HSRP interface tracking monitors the status of a specific interface and dynamically adjusts the HSRP priority based on the operational state of the tracked interface. For example, R1 is the active device, and its tracked interface fails. The protocol immediately decreases the HSRP priority of the router with the configured value (50). At this point, the standby router’s priority becomes higher than R1’s current priority of 60 (110-50). Hence, R2 preempts the active role for the time being until R1’s uplink goes up again.

How VRRP Work

The Virtual Router Redundancy Protocol (VRRP) is the second first-hop redundancy protocol (FHRP) we will examine in this course section. If you don’t know why a resilient network needs a FHRP protocol, I would suggest going through our lesson on FHRP first. Also, make sure to go through the lessons in order so that you are familiar with HSRP before going into VRRP and the next protocol we are going to examine – GLBP.

What is VRRP?

Hosts on the LAN, such as servers, PCs, laptops, mobile phones, etc., typically have a single default gateway address. This introduces a single point of failure in the network. If the default gateway becomes unavailable, the hosts can only communicate within their local LAN and lose access to the rest of the network. Similarly to HSRP, VRRP provides a solution to this problem.

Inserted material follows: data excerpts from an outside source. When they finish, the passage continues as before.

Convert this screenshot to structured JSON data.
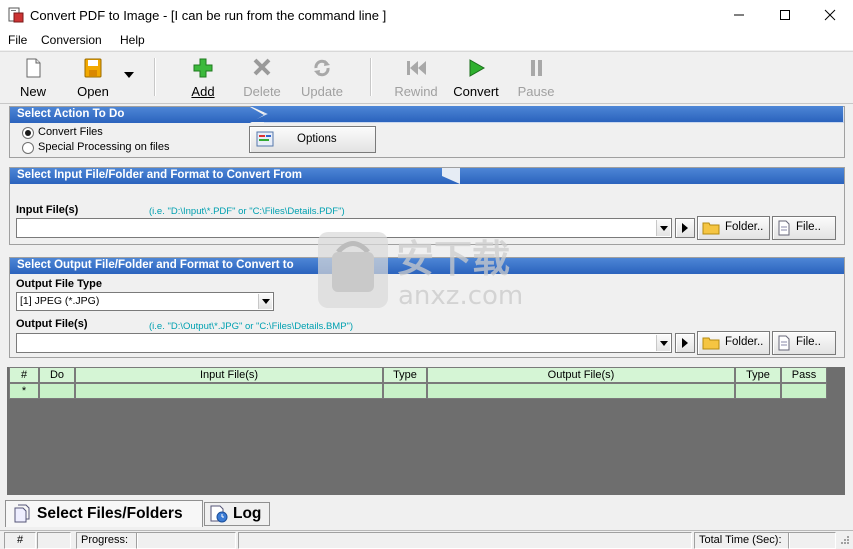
{
  "window": {
    "title": "Convert PDF to Image - [I can be run from the command line ]"
  },
  "menu": [
    "File",
    "Conversion",
    "Help"
  ],
  "toolbar": {
    "new": "New",
    "open": "Open",
    "add": "Add",
    "delete": "Delete",
    "update": "Update",
    "rewind": "Rewind",
    "convert": "Convert",
    "pause": "Pause"
  },
  "action_panel": {
    "title": "Select Action To Do",
    "radio_convert": "Convert Files",
    "radio_special": "Special Processing on files",
    "options_button": "Options",
    "selected": "convert"
  },
  "input_panel": {
    "title": "Select Input File/Folder and Format to Convert From",
    "label": "Input File(s)",
    "hint": "(i.e. \"D:\\Input\\*.PDF\"  or \"C:\\Files\\Details.PDF\")",
    "value": "",
    "folder_button": "Folder..",
    "file_button": "File.."
  },
  "output_panel": {
    "title": "Select Output File/Folder and Format to Convert to",
    "type_label": "Output File Type",
    "type_value": "[1] JPEG (*.JPG)",
    "label": "Output File(s)",
    "hint": "(i.e. \"D:\\Output\\*.JPG\"  or \"C:\\Files\\Details.BMP\")",
    "value": "",
    "folder_button": "Folder..",
    "file_button": "File.."
  },
  "grid": {
    "columns": [
      "#",
      "Do",
      "Input File(s)",
      "Type",
      "Output File(s)",
      "Type",
      "Pass"
    ],
    "new_row_marker": "*"
  },
  "tabs": [
    "Select Files/Folders",
    "Log"
  ],
  "status": {
    "hash": "#",
    "progress": "Progress:",
    "total_time": "Total Time (Sec):"
  },
  "watermark": {
    "text": "安下载",
    "sub": "anxz.com"
  }
}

VRRP allows multiple routers to operate as a single virtual router, which hosts can then use as their default gateway.

At first glance, you can notice a few major differences between VRRP and HSRP, as shown in the diagram above.

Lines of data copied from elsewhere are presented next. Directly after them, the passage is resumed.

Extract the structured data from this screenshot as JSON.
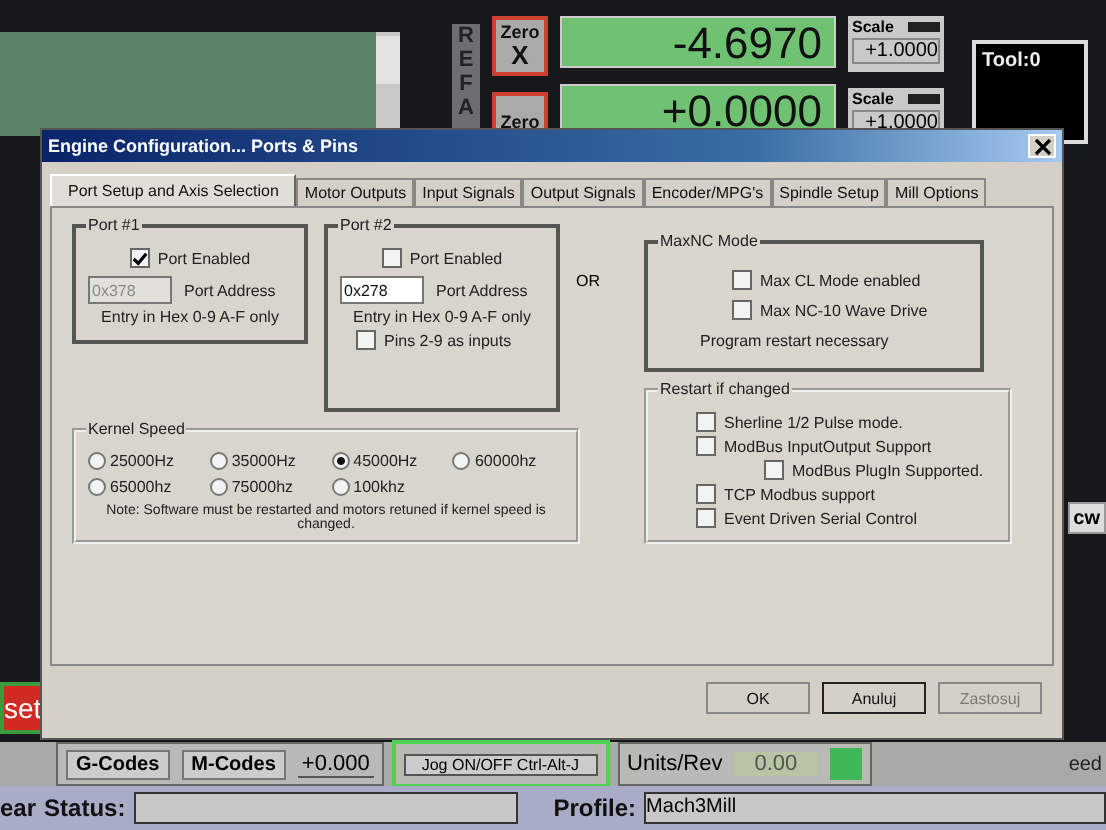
{
  "background": {
    "ref_letters": "REFA",
    "axes": [
      {
        "zero_label": "Zero",
        "axis": "X",
        "value": "-4.6970",
        "scale_label": "Scale",
        "scale": "+1.0000"
      },
      {
        "zero_label": "Zero",
        "value": "+0.0000",
        "scale_label": "Scale",
        "scale": "+1.0000"
      }
    ],
    "tool": "Tool:0",
    "reset_button": "set",
    "right_button": "cw",
    "right_label": "eed",
    "gcodes_button": "G-Codes",
    "mcodes_button": "M-Codes",
    "offset": "+0.000",
    "jog_button": "Jog ON/OFF Ctrl-Alt-J",
    "units_label": "Units/Rev",
    "units_value": "0.00",
    "clear_label": "ear",
    "status_label": "Status:",
    "profile_label": "Profile:",
    "profile": "Mach3Mill"
  },
  "dialog": {
    "title": "Engine Configuration... Ports & Pins",
    "tabs": [
      {
        "label": "Port Setup and Axis Selection",
        "selected": true
      },
      {
        "label": "Motor Outputs",
        "selected": false
      },
      {
        "label": "Input Signals",
        "selected": false
      },
      {
        "label": "Output Signals",
        "selected": false
      },
      {
        "label": "Encoder/MPG's",
        "selected": false
      },
      {
        "label": "Spindle Setup",
        "selected": false
      },
      {
        "label": "Mill Options",
        "selected": false
      }
    ],
    "port1": {
      "title": "Port #1",
      "enabled_label": "Port Enabled",
      "enabled": true,
      "address": "0x378",
      "address_label": "Port Address",
      "hint": "Entry in Hex 0-9 A-F only"
    },
    "port2": {
      "title": "Port #2",
      "enabled_label": "Port Enabled",
      "enabled": false,
      "address": "0x278",
      "address_label": "Port Address",
      "hint": "Entry in Hex 0-9 A-F only",
      "pins_label": "Pins 2-9 as inputs",
      "pins_inputs": false
    },
    "or_label": "OR",
    "maxnc": {
      "title": "MaxNC Mode",
      "options": [
        {
          "label": "Max CL Mode enabled",
          "checked": false
        },
        {
          "label": "Max NC-10 Wave Drive",
          "checked": false
        }
      ],
      "note": "Program restart necessary"
    },
    "kernel": {
      "title": "Kernel Speed",
      "options": [
        {
          "label": "25000Hz",
          "selected": false
        },
        {
          "label": "35000Hz",
          "selected": false
        },
        {
          "label": "45000Hz",
          "selected": true
        },
        {
          "label": "60000hz",
          "selected": false
        },
        {
          "label": "65000hz",
          "selected": false
        },
        {
          "label": "75000hz",
          "selected": false
        },
        {
          "label": "100khz",
          "selected": false
        }
      ],
      "note": "Note: Software must be restarted and motors retuned if kernel speed is changed."
    },
    "restart": {
      "title": "Restart if changed",
      "options": [
        {
          "label": "Sherline 1/2 Pulse mode.",
          "checked": false
        },
        {
          "label": "ModBus InputOutput Support",
          "checked": false,
          "children": [
            {
              "label": "ModBus PlugIn Supported.",
              "checked": false
            }
          ]
        },
        {
          "label": "TCP Modbus support",
          "checked": false
        },
        {
          "label": "Event Driven Serial Control",
          "checked": false
        }
      ]
    },
    "buttons": [
      {
        "label": "OK",
        "disabled": false,
        "default": false
      },
      {
        "label": "Anuluj",
        "disabled": false,
        "default": true
      },
      {
        "label": "Zastosuj",
        "disabled": true,
        "default": false
      }
    ]
  }
}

The routers that share a virtual IP address are called the “Virtual router group” (not the HSRP group).
The virtual IP address is called the “Virtual router group IP address.“
The virtual router address (the VIP) can be the IP address of the physical interface of one of the routers. For example, R1’s physical interface is 10.1.1.1, and the virtual router group IP address is 10.1.1.1.
The active router is called the “Master virtual router.”
The standby routers are called “Backup virtual routers.”

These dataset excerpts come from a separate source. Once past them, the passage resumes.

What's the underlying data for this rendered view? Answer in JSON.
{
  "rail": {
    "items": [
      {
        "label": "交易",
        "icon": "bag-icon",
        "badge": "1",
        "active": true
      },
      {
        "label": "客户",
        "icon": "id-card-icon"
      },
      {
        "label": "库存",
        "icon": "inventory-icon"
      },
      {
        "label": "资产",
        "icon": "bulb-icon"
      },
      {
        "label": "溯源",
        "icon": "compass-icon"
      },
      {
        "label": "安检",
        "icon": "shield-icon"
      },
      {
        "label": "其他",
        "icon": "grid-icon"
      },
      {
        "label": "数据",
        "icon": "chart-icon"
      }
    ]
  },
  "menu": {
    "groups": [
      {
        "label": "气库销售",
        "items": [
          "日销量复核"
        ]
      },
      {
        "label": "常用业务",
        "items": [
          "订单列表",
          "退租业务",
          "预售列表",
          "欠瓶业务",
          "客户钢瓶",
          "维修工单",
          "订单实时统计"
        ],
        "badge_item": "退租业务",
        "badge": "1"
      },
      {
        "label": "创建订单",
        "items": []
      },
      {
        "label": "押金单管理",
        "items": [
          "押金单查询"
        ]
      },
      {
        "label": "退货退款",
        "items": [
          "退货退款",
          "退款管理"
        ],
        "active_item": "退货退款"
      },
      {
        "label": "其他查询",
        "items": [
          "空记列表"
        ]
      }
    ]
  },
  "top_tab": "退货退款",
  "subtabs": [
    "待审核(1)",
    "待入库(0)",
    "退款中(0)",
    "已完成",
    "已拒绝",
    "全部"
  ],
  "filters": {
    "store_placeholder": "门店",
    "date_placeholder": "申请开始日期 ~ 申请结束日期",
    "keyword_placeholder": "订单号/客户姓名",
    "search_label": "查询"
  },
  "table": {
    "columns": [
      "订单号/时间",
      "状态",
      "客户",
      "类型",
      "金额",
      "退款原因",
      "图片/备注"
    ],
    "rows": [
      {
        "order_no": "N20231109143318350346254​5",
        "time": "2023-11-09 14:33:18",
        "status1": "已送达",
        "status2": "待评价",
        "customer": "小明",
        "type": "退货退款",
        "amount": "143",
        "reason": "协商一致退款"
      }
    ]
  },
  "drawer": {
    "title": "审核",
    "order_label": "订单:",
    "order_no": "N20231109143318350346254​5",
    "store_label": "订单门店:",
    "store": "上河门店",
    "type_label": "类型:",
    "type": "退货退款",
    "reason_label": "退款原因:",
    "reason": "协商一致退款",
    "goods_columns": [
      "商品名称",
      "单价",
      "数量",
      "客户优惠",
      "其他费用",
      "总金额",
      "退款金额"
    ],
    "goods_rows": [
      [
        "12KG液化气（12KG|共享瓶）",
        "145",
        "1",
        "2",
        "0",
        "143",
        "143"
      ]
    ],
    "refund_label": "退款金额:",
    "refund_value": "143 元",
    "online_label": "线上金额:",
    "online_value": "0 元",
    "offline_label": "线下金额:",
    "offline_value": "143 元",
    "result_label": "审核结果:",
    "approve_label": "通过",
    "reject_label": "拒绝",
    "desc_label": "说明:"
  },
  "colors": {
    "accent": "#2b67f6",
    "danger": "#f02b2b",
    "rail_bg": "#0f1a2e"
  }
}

When the virtual router address uses R1’s physical interface’s IP address, R1 assumes the role of the master virtual router and is also known as the IP address owner. As the master virtual router, R1 controls the virtual router IP address 10.1.1.1 and is responsible for forwarding packets sent to this IP address.

R2 functions as a backup virtual router. If the master virtual router fails, the backup router becomes the master virtual router and provides uninterrupted service for the LAN hosts. In VRRP, preemption is enabled by default. When R1 recovers, it becomes the master virtual router again.

The history of VRRP

HSRP and VRRP were introduced at the same time in the 1990s when organizations started relying heavily on their corporate networks. Cisco identified the need for first-hop router redundancy but, in the absence of a standards-based solution, developed HSRP as a proprietary protocol. Later, the IETF introduced VRRP, which offers similar features but as an open-standard protocol.

VRRP provides the same functionality as HSRP. Both protocols aim to offer redundancy for hosts’ default gateway and optional preemption.

Versions

The protocol has evolved into three major versions: VRRPv1, VRRPv2, and VRRPv3. However, Version 1 is now completely obsolete and not supported by modern network devices. It has been completely replaced by VRRPv2 and VRRPv3 for enhanced features and security. The following table compares the two modern versions.

Table 1. VRRPv2 vs. VRRPv3.
Feature	VRRPv2	VRRPv3
IP Protocol Support	Only IPv4	IPv4 and IPv6
Authentication	Does not support authentication	IPsec-based authentication
Multicast address	Uses 224.0.0.18 for IPv4	Uses 224.0.0.18 for IPv4 and FF02::12 for IPv6
Priority	1–255, where higher is better	1–255, where higher is better
Virtual MAC address	0000.5E00.01xx for IPv4	0000.5E00.01xx for IPv4 and 0000.5E00.02xx for IPv6
RFC	RFC3768	RFC5798

In summary, VRRPv3 is an improvement over VRRPv2. It primarily adds support for IPv6 and enhances security with IPsec authentication. In this lesson, when we say “VRRP,” we refer to VRRPv3.

VRRPv3 vs HSRPv2

The following table compares the differences between the most modern versions of HSRPv2 and VRRPv3.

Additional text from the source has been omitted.